Is Macron’s Law and Order Offensive Justified?

Some crimes are up. Many French believe prison sentences are too light.

Donald Trump Emmanuel Macron
Presidents Donald Trump of the United States and Emmanuel Macron of France inspect an honor guard in Paris, July 13, 2017 (Elysée/Soazig de la Moissonniere)

French president Emmanuel Macron has proposed to hire an additional 10,000 cops before his term expires in a year, tighten laws against online hate speech and revise laws on criminal responsibility that allowed the killer of an elderly Jewish woman to go free.

In an interview with the conservative newspaper Le Figaro, the liberal head of state warns that “everyday violence” is on the rise and vows to “push back delinquency everywhere.”

The law-and-order offensive has inevitably been framed abroad as Macron’s attempt to take the wind out of Marine Le Pen’s sails. This isn’t wrong per se; he is likely to face the far-right leader in next year’s presidential election. But it substitutes for an analysis of whether the measures are justified.

Crime rates

The French think so. Seven in ten believe crime has increased, according to an Ifop survey.

They are half-right. Burglaries and car thefts haven’t gone up since Macron was elected in 2016, but (sexual) assaults and frauds have.

French homicide rates are still low by international standards. America has four times as many murders per year, adjusted for population.

French murder rates spiked in 2015 and 2016, when Muslim terrorists killed 130 and 86 people in Paris and Nice, respectively. But the fact that two attacks could have such an impact on the statistics underscores how few murders are otherwise committed in France.

Lax

A survey in March found that 81 percent of voters believe the punishments meted out by French judges are too lax; a perception that will have been reinforced by the acquittal of Kobili Traoré.
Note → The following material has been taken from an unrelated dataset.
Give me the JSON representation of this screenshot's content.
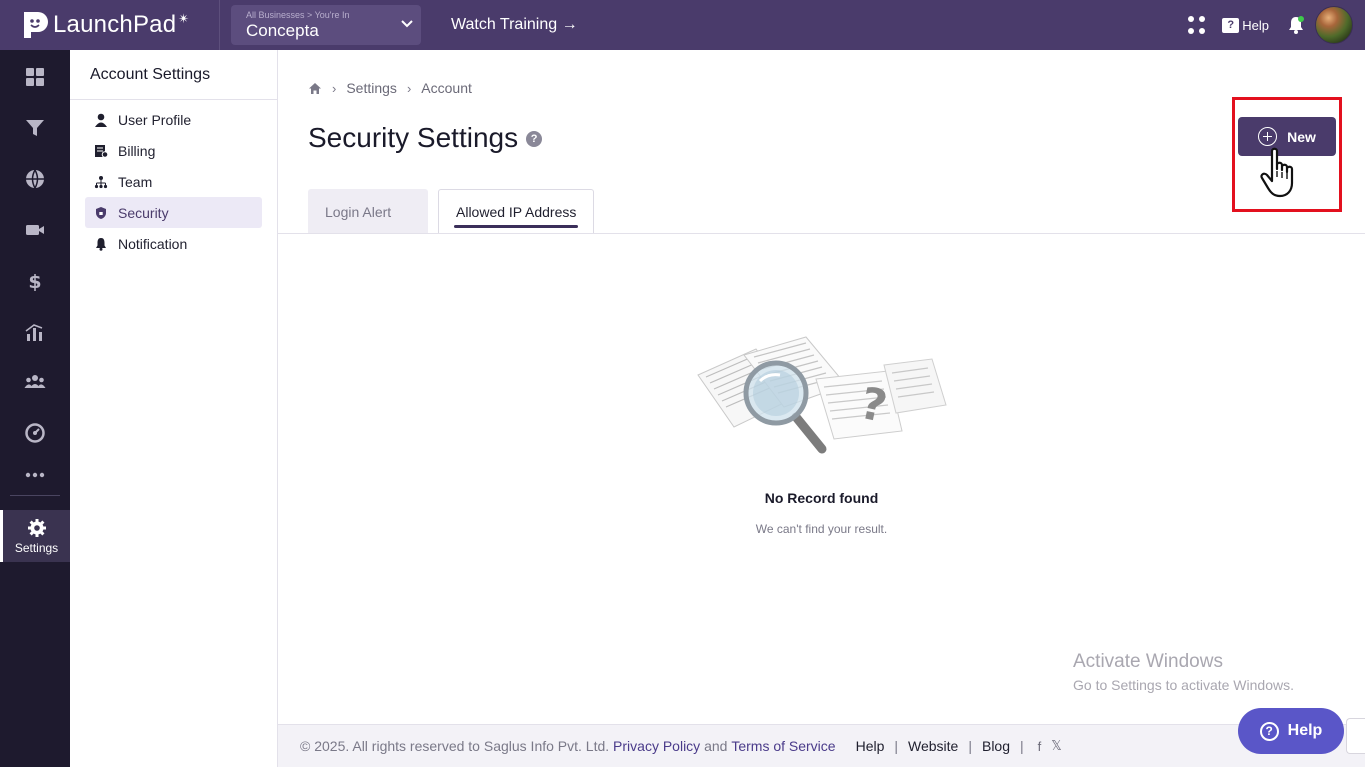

Traoré, a Malian immigrant, broke into the flat of his retired Jewish neighbor, Sarah Halimi, and killed her by throwing her off a third-floor balcony, yelling “God is great!” Various courts, up to the Court of Cassation, have refused to convict Traoré, arguing heavy cannabis use had put him in a state of “psychosis”.

Macron has proposed to change the law, saying, “Deciding to take narcotics and then ‘going mad’ should, not in my view, remove your criminal responsibility.” This, too, has been framed as an outrageously reactionary statement by left-wing media.

Crime figures do not suggest there is a crisis of antisemitism in France, but opinion polls and the emigration of French Jews to Israel do. It is another issue on which Le Pen — whose father and predecessor as party leader, Jean-Marie, notoriously and repeatedly downplayed the Holocaust — is taking Macron to task.

She has also sided with twenty retired generals who warn of “civil war” in a letter to the right-wing magazine Valeurs actuelles. The former officers accuse France’s elected politicians of cowardice in the face of “mortal danger”, including Islamist terror and violence against police.